ならこの国を守り続けることもできる。だがそれはいつまでだ。人より長い寿命がある。長く君臨する守護者に守られて、そこで暮らす者たちは力を失っていくのではないか。それにもし長い寿命も尽きて守護者が唐突にいなくなったら、今度は国が立ち行かなくなるのではないか。
インフィには自分がこの国に深く関わることは、この国を弱体化させ、この国の寿命を縮めることになるような気がしたのだ。
それに人ならざる者に守られる、人の国。それは得たいの知れない物になるような、そんな不気味さを感じた。
せめてこの国を守るのなら、それは人の手には余る部分だけにとどめ、人目に触れることなく、成すべきだと思う。

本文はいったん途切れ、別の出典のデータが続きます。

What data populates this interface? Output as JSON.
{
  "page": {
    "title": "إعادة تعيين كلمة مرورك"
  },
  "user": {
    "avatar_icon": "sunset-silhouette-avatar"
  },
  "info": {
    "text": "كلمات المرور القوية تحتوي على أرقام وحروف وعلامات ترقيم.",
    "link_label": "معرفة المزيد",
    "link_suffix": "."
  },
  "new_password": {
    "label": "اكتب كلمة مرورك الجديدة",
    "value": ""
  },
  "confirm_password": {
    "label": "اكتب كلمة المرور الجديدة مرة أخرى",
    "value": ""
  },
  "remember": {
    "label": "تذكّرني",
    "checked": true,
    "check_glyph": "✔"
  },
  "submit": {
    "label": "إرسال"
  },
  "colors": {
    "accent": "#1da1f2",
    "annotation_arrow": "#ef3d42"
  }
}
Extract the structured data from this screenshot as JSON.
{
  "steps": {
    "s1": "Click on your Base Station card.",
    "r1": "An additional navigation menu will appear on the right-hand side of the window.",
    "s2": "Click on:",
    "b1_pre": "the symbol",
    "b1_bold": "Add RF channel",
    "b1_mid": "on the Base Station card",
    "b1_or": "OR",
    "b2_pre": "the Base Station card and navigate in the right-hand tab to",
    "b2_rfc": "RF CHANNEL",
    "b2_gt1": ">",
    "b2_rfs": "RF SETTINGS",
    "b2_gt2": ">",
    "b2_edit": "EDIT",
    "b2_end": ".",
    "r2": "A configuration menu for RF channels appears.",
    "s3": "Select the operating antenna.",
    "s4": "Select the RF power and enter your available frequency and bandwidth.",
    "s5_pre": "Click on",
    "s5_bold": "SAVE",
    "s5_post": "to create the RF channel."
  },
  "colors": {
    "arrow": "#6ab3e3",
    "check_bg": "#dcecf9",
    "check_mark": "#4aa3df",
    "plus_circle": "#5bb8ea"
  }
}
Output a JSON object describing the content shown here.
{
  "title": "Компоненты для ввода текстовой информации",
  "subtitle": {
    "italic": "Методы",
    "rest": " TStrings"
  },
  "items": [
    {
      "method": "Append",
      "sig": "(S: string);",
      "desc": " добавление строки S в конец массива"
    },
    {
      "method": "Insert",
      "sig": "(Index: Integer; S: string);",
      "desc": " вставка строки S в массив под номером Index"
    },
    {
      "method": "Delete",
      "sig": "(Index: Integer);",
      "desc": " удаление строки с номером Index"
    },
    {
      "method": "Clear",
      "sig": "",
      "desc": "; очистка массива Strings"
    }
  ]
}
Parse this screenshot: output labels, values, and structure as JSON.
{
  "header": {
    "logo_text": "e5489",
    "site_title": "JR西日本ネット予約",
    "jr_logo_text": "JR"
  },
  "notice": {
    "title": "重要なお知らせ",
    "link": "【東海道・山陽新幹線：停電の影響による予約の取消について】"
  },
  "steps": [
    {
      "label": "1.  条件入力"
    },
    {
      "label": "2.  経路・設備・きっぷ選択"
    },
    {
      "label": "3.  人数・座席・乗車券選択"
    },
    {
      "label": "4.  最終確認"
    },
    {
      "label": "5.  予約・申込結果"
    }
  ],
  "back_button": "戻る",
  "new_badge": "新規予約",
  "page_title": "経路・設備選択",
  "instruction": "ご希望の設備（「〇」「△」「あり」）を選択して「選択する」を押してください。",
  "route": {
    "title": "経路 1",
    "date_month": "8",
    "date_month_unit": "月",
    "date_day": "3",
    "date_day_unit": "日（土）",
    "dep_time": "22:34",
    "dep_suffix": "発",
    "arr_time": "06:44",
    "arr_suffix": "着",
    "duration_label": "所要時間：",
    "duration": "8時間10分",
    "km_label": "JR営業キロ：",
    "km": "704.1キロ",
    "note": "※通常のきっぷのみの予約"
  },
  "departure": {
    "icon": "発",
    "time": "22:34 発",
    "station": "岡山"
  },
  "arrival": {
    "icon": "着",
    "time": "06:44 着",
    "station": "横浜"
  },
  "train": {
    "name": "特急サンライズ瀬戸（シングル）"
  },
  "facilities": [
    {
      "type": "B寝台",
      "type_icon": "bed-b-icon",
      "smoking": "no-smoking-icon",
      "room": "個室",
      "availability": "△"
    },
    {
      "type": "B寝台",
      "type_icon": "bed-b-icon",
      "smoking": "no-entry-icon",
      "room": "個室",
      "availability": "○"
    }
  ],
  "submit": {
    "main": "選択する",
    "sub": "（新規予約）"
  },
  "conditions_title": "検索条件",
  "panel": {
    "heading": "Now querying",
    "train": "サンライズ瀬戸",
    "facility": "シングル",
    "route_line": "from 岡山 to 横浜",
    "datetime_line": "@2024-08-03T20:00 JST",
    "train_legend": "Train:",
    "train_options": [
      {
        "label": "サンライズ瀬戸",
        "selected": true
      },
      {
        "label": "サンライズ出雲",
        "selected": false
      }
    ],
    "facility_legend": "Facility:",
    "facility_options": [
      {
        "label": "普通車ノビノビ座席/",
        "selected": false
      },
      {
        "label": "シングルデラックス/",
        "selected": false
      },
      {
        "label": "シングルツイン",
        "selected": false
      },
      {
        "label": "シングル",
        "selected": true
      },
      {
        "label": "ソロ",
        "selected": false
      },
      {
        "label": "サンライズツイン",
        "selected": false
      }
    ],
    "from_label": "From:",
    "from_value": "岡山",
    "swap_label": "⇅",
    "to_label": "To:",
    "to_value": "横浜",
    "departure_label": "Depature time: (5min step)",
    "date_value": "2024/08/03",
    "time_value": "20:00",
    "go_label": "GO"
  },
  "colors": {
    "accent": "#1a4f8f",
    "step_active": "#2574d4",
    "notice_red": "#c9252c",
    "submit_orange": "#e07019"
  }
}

人にも人の理がある。インフィはいずれ、近いうちにこの国を出ることを考えていた。
「アミールやカインや陛下に会えただけで満足」
言ってインフィは笑った。その笑顔はどこか無理をしているようにエリックには思えたが、それを否定する権利は無いと思い、咎めはしなかった。
「そうか……」
エリックは相槌を打って果物をほおばる。また、エリックは気づいた。インフィがここに長く留まるつもりがないことを察したのだ。
エリックはインフィが落ち着いているのを確認すると、去っていった。なんでもクウェスタに宮殿内を自由に見て回っても良いと言われたので、貴重な機会なので散策をしにいくとか。インフィも誘われたが、知り合いに会う危険があるので断った。人気を避けては宮殿の名所は巡れない。
エリックが去ってインフィは再び一人になり、一息ついた。インフィは部屋のテラスに出た。
この部屋は皇族が住まう、宮殿の最奥の区域にあり、テラスに顔を出してもそれを人に見られることはなかった。インフィはテラスの手摺にもたれ掛かった。
辛いことがあったのに、幸いから目を背けることもできない。心は時にせめぎあい、引き裂かれそうになる。
このまま、自分が消えて無くなってしまえたら、どんなに楽だろう。だけど、それでは自分にしかきっと出来ないであろう事が成しえない。
部屋の扉を叩く音がしてインフィは顔を上げる。迎えに出ると、サディウスだった。